Sarà Ancona, fresca di nomina a Capitale italiana della Cultura 2028, a ospitare la prima tappa di Vette e Onde Experience 2026, il format dedicato all’evoluzione dell’architettura, del turismo e dell’ospitalità contemporanea.
L’appuntamento è in programma il 15 maggio nella suggestiva Mole Vanvitelliana, oggi tra i principali poli culturali cittadini.

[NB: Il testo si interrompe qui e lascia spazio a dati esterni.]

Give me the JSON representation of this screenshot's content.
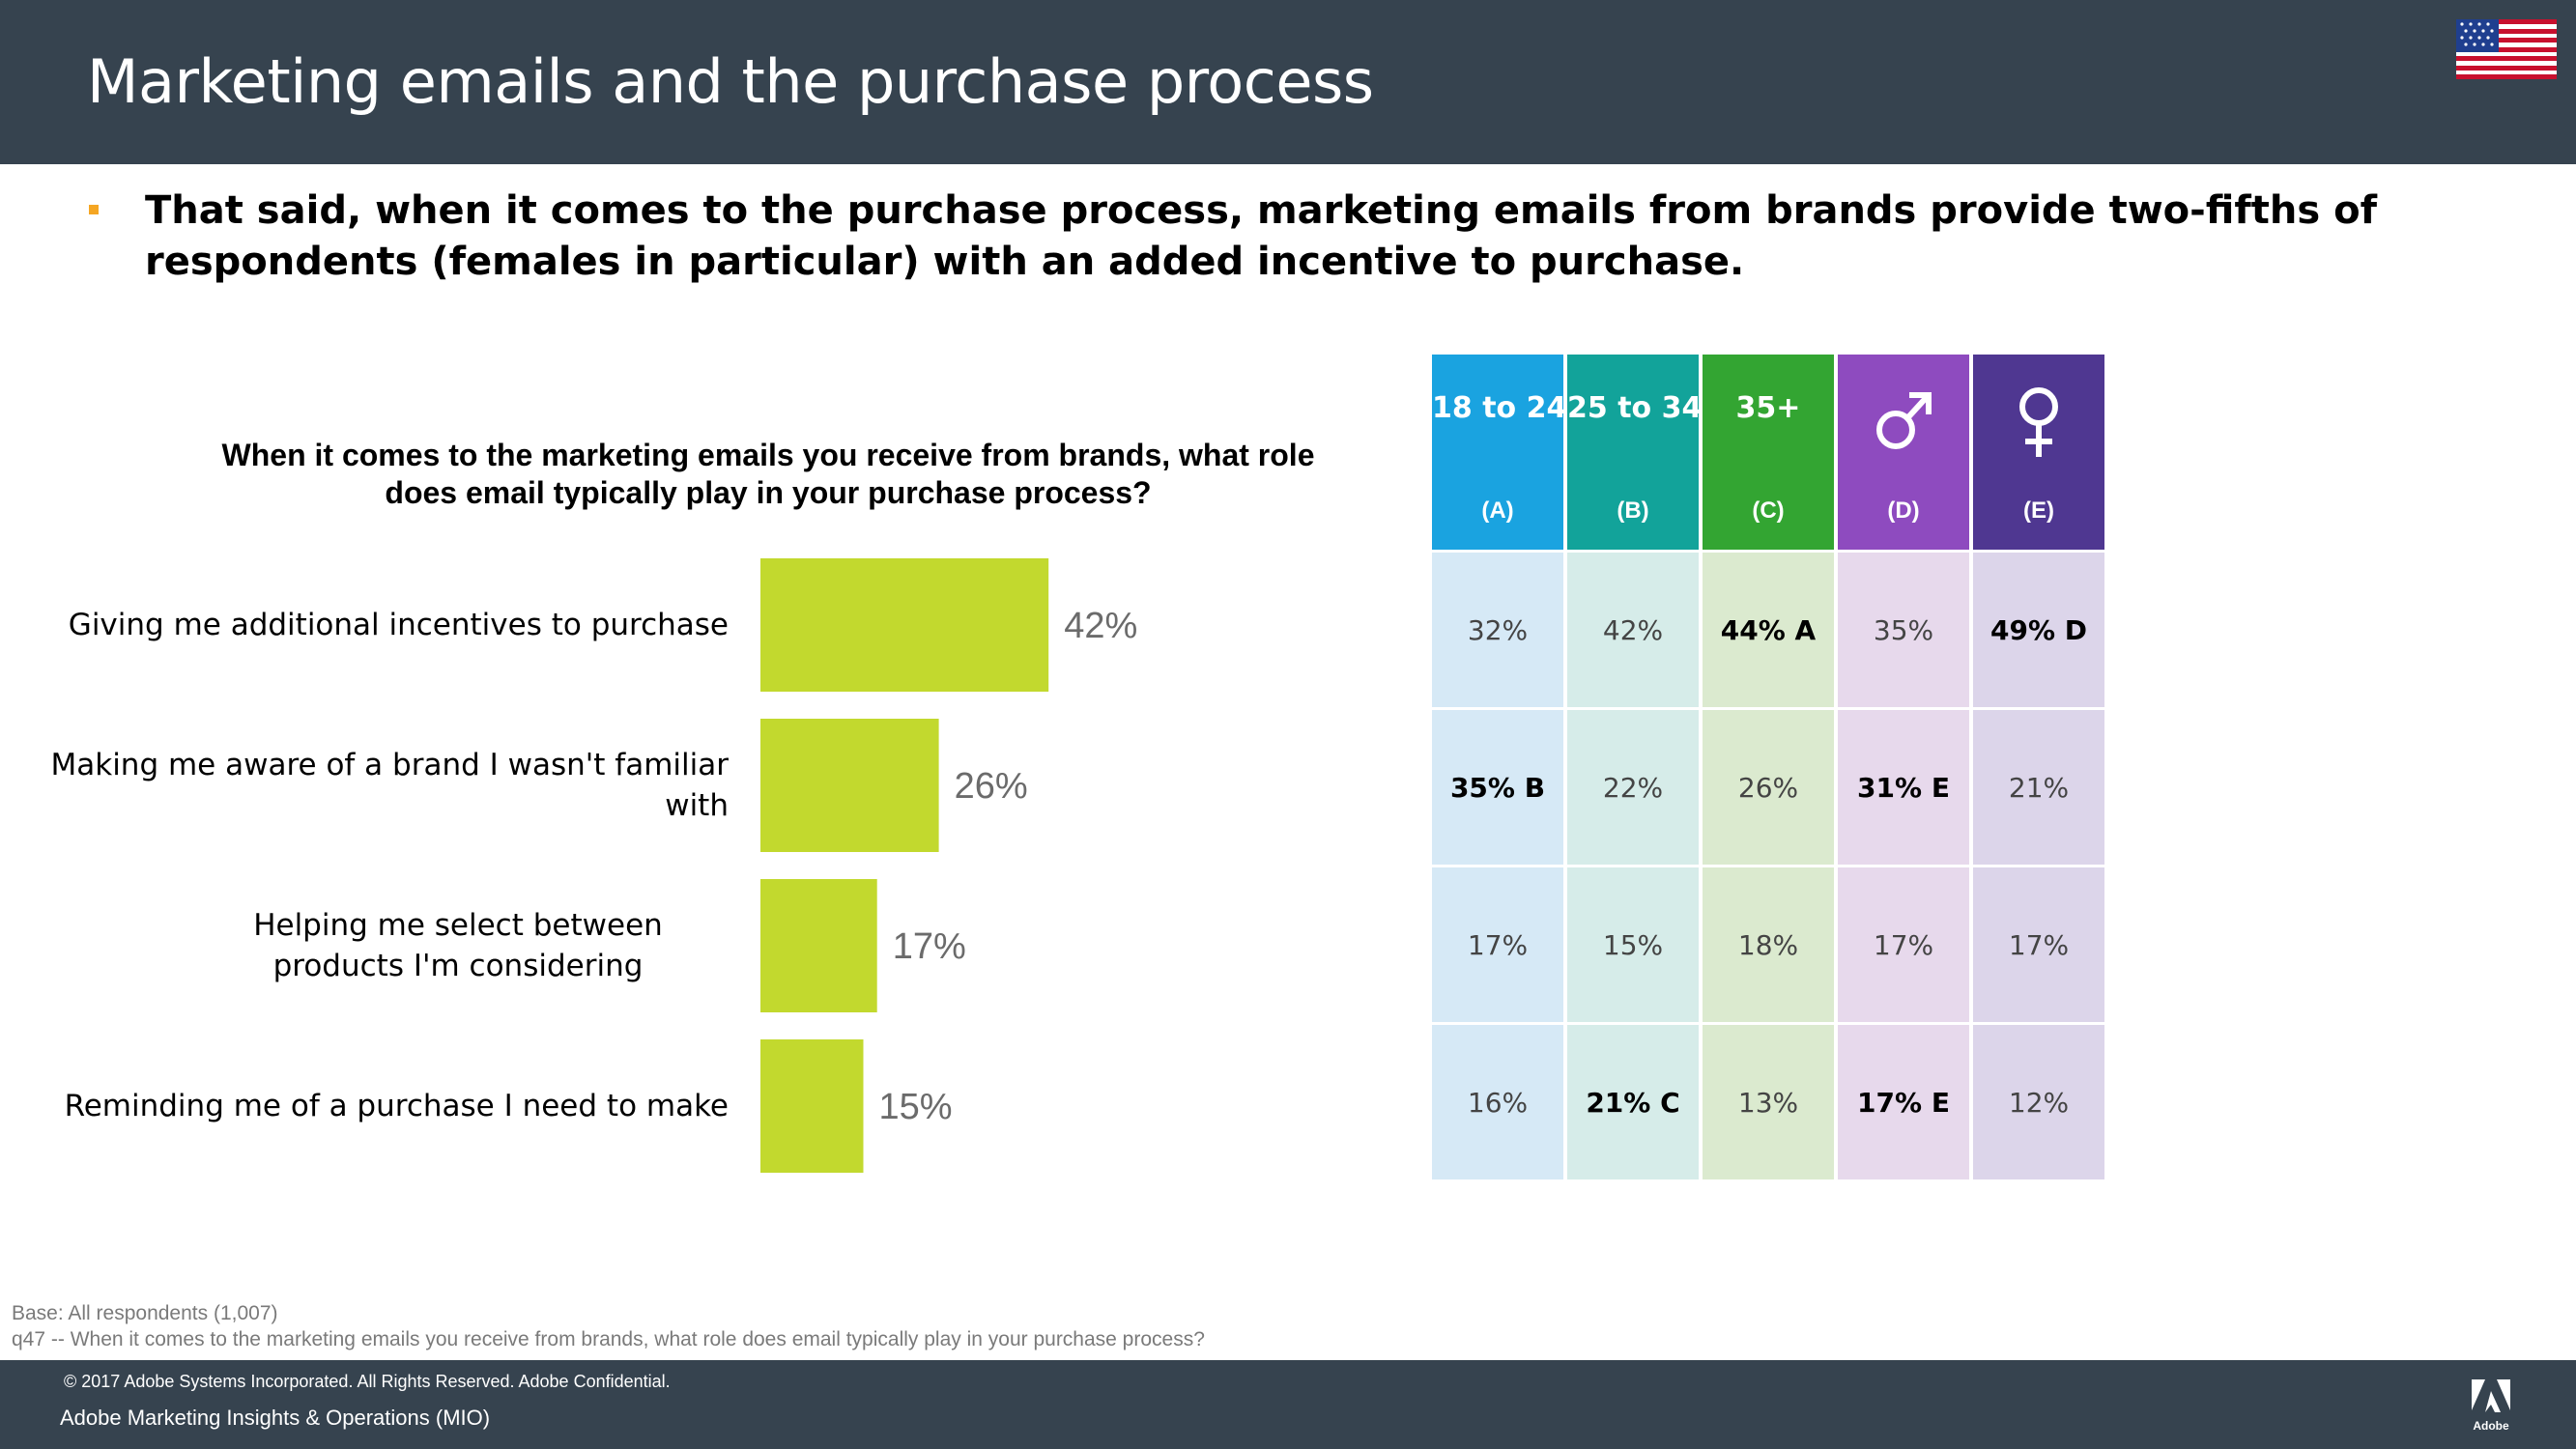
{
  "header": {
    "title": "Marketing emails and the purchase process",
    "flag_icon": "us-flag-icon"
  },
  "subhead": "That said, when it comes to the purchase process, marketing emails from brands provide two-fifths of respondents (females in particular) with an added incentive to purchase.",
  "colors": {
    "header_bg": "#36434f",
    "bar": "#c2d92e",
    "bullet": "#f5a623",
    "col_a": "#1aa3e0",
    "col_b": "#12a39a",
    "col_c": "#33a532",
    "col_d": "#8e4bbf",
    "col_e": "#4f3791"
  },
  "chart_data": {
    "type": "bar",
    "orientation": "horizontal",
    "title": "When it comes to the marketing emails you receive from brands, what role does email typically play in your purchase process?",
    "categories": [
      "Giving me additional incentives to purchase",
      "Making me aware of a brand I wasn't familiar with",
      "Helping me select between products I'm considering",
      "Reminding me of a purchase I need to make"
    ],
    "values": [
      42,
      26,
      17,
      15
    ],
    "value_labels": [
      "42%",
      "26%",
      "17%",
      "15%"
    ],
    "unit": "%",
    "xlim": [
      0,
      100
    ],
    "grid": false,
    "legend": "none"
  },
  "table": {
    "columns": [
      {
        "title": "18 to 24",
        "sub": "(A)",
        "icon": null
      },
      {
        "title": "25 to 34",
        "sub": "(B)",
        "icon": null
      },
      {
        "title": "35+",
        "sub": "(C)",
        "icon": null
      },
      {
        "title": "",
        "sub": "(D)",
        "icon": "male-symbol-icon"
      },
      {
        "title": "",
        "sub": "(E)",
        "icon": "female-symbol-icon"
      }
    ],
    "rows": [
      [
        "32%",
        "42%",
        "44% A",
        "35%",
        "49% D"
      ],
      [
        "35% B",
        "22%",
        "26%",
        "31% E",
        "21%"
      ],
      [
        "17%",
        "15%",
        "18%",
        "17%",
        "17%"
      ],
      [
        "16%",
        "21% C",
        "13%",
        "17% E",
        "12%"
      ]
    ],
    "significant": [
      [
        false,
        false,
        true,
        false,
        true
      ],
      [
        true,
        false,
        false,
        true,
        false
      ],
      [
        false,
        false,
        false,
        false,
        false
      ],
      [
        false,
        true,
        false,
        true,
        false
      ]
    ]
  },
  "footnotes": {
    "base": "Base: All respondents (1,007)",
    "question": "q47 -- When it comes to the marketing emails you receive from brands, what role does email typically play in your purchase process?"
  },
  "footer": {
    "copyright": "© 2017 Adobe Systems Incorporated.  All Rights Reserved.  Adobe Confidential.",
    "org": "Adobe Marketing Insights & Operations (MIO)",
    "logo_icon": "adobe-logo-icon"
  }
}
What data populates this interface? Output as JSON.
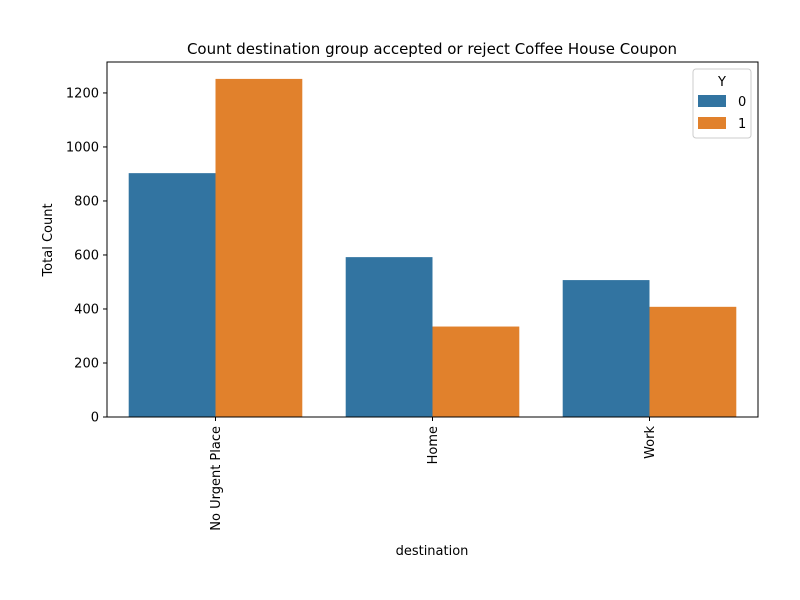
{
  "chart_data": {
    "type": "bar",
    "title": "Count destination group accepted or reject Coffee House Coupon",
    "xlabel": "destination",
    "ylabel": "Total Count",
    "categories": [
      "No Urgent Place",
      "Home",
      "Work"
    ],
    "series": [
      {
        "name": "0",
        "values": [
          903,
          592,
          507
        ],
        "color": "#3274a1"
      },
      {
        "name": "1",
        "values": [
          1252,
          335,
          408
        ],
        "color": "#e1812c"
      }
    ],
    "yticks": [
      0,
      200,
      400,
      600,
      800,
      1000,
      1200
    ],
    "ylim": [
      0,
      1314.6
    ],
    "grid": false,
    "legend": {
      "title": "Y",
      "placement": "top-right"
    }
  }
}
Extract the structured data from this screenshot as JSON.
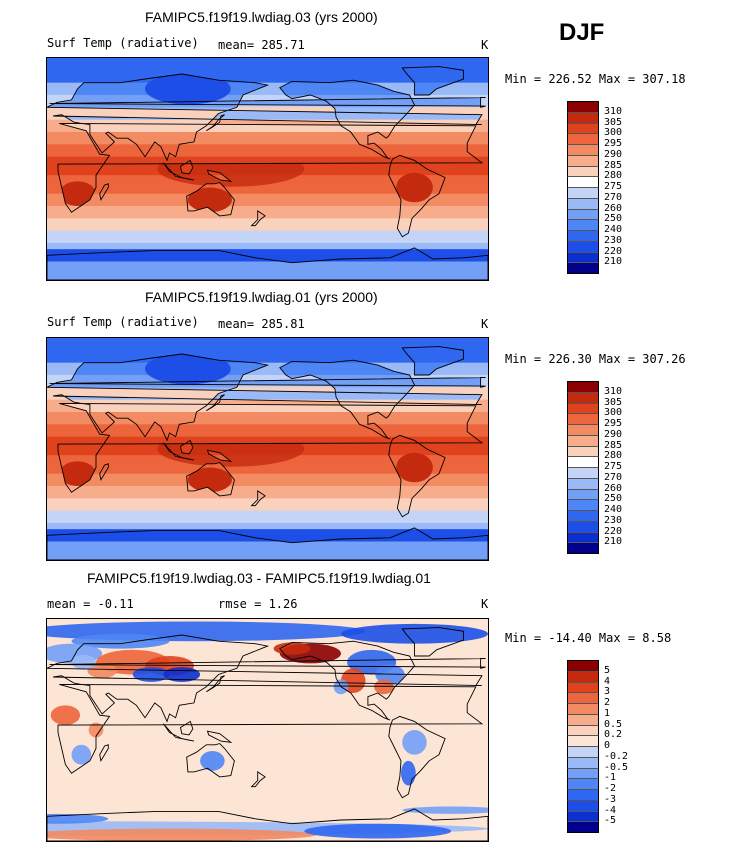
{
  "season": "DJF",
  "units": "K",
  "panels": [
    {
      "title": "FAMIPC5.f19f19.lwdiag.03 (yrs 2000)",
      "left_label": "Surf Temp (radiative)",
      "mean_label": "mean= 285.71",
      "minmax": "Min = 226.52 Max = 307.18",
      "units": "K",
      "type": "field"
    },
    {
      "title": "FAMIPC5.f19f19.lwdiag.01 (yrs 2000)",
      "left_label": "Surf Temp (radiative)",
      "mean_label": "mean= 285.81",
      "minmax": "Min = 226.30 Max = 307.26",
      "units": "K",
      "type": "field"
    },
    {
      "title": "FAMIPC5.f19f19.lwdiag.03 - FAMIPC5.f19f19.lwdiag.01",
      "left_label": "mean =  -0.11",
      "mean_label": "rmse =   1.26",
      "minmax": "Min = -14.40 Max =   8.58",
      "units": "K",
      "type": "diff"
    }
  ],
  "chart_data": [
    {
      "type": "heatmap",
      "title": "FAMIPC5.f19f19.lwdiag.03 (yrs 2000)",
      "variable": "Surf Temp (radiative)",
      "units": "K",
      "mean": 285.71,
      "min": 226.52,
      "max": 307.18,
      "colorbar_levels": [
        210,
        220,
        230,
        240,
        250,
        260,
        270,
        275,
        280,
        285,
        290,
        295,
        300,
        305,
        310
      ],
      "colorbar_colors": [
        "#00008b",
        "#0c2fcf",
        "#1d4fe8",
        "#2f67f0",
        "#4f86f5",
        "#739ff6",
        "#9ab9f7",
        "#c3d4f6",
        "#ffffff",
        "#fad1bc",
        "#f7ad8c",
        "#f28a62",
        "#ed653c",
        "#e0421e",
        "#c42b0e",
        "#8b0000"
      ]
    },
    {
      "type": "heatmap",
      "title": "FAMIPC5.f19f19.lwdiag.01 (yrs 2000)",
      "variable": "Surf Temp (radiative)",
      "units": "K",
      "mean": 285.81,
      "min": 226.3,
      "max": 307.26,
      "colorbar_levels": [
        210,
        220,
        230,
        240,
        250,
        260,
        270,
        275,
        280,
        285,
        290,
        295,
        300,
        305,
        310
      ],
      "colorbar_colors": [
        "#00008b",
        "#0c2fcf",
        "#1d4fe8",
        "#2f67f0",
        "#4f86f5",
        "#739ff6",
        "#9ab9f7",
        "#c3d4f6",
        "#ffffff",
        "#fad1bc",
        "#f7ad8c",
        "#f28a62",
        "#ed653c",
        "#e0421e",
        "#c42b0e",
        "#8b0000"
      ]
    },
    {
      "type": "heatmap",
      "title": "FAMIPC5.f19f19.lwdiag.03 - FAMIPC5.f19f19.lwdiag.01",
      "variable": "difference",
      "units": "K",
      "mean": -0.11,
      "rmse": 1.26,
      "min": -14.4,
      "max": 8.58,
      "colorbar_levels": [
        "-5",
        "-4",
        "-3",
        "-2",
        "-1",
        "-0.5",
        "-0.2",
        "0",
        "0.2",
        "0.5",
        "1",
        "2",
        "3",
        "4",
        "5"
      ],
      "colorbar_colors": [
        "#00008b",
        "#0c2fcf",
        "#1d4fe8",
        "#2f67f0",
        "#4f86f5",
        "#739ff6",
        "#9ab9f7",
        "#c3d4f6",
        "#fde5d6",
        "#fad1bc",
        "#f7ad8c",
        "#f28a62",
        "#ed653c",
        "#e0421e",
        "#c42b0e",
        "#8b0000"
      ]
    }
  ]
}
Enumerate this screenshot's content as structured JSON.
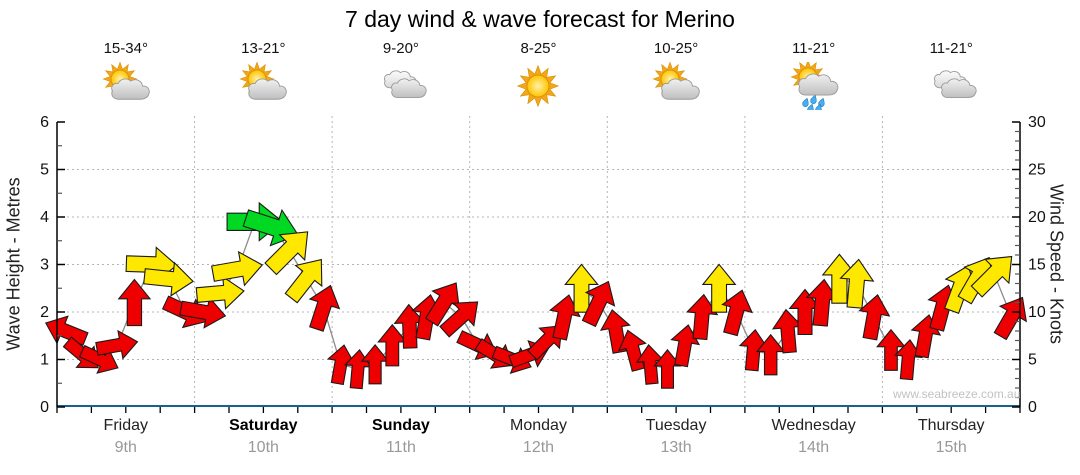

Un evento che rafforza il ruolo di Ancona come laboratorio di idee e progettualità, capace di unire identità territoriale e innovazione.
Nautica, lusso e slow tourism: il focus sulle Marche
La giornata si aprirà con i saluti istituzionali del sindaco Daniele Salvetti e di Gloria Vitali.
Al centro del primo panel, “Le Marche: nuovo lusso e slow tourism”, moderato da Antonella Cotta Ramusino, ci saranno le nuove opportunità di sviluppo turistico legate al mare e alla nautica, con uno sguardo alle forme di ospitalità più innovative.
Tra gli interventi previsti Maurizio Minossi, Raffaella Peloso, Marco Girotto, Marco Bognolo, Fredrik Johansson e Alejandra Obregon.
Momento centrale della mattinata sarà la lectio magistralis del designer Luca Dini, dal titolo “Un approccio internazionale alla progettazione architettonica”.
Il suo intervento approfondirà il legame tra yacht design, architettura e paesaggio, evidenziando come il mare rappresenti oggi un laboratorio di ricerca progettuale in cui si incontrano tecnologia, estetica e tradizione del design italiano.
Dall’entroterra alla costa: nuove strategie per il turismo marchigiano
Nel pomeriggio, dopo l’intervento dell’assessore regionale Giacomo Bugaro, spazio alla tavola rotonda “Le Marche: dal mare all’entroterra, il connubio perfetto”.
Il dibattito analizzerà le opportunità di sviluppo dell’entroterra marchigiano, mettendo in luce il valore del patrimonio paesaggistico e architettonico. Tra i protagonisti anche Marco Piva, insieme a esponenti di primo piano del settore hospitality e progettazione.
Ad anticipare il convegno, il 14 maggio, una cena di networking al Ginevra Restaurant riunirà ospiti e relatori.
Il menu sarà firmato dagli chef Paolo Antinori e Michele Talarico, protagonisti di un incontro gastronomico tra Adriatico e Alpi, nel segno della cucina biologica e della valorizzazione delle materie prime locali.
Un viaggio tra le eccellenze italiane del turismo
Con questa tappa inaugurale, Vette e Onde Experience 2026 accende i riflettori su Ancona e sul suo percorso di crescita culturale e turistica.
Il calendario proseguirà il 26 giugno sul Lago Maggiore e si concluderà il 18 settembre in Trentino-Alto Adige, consolidando un progetto che racconta le nuove traiettorie dell’ospitalità italiana tra paesaggio, architettura e sviluppo sostenibile.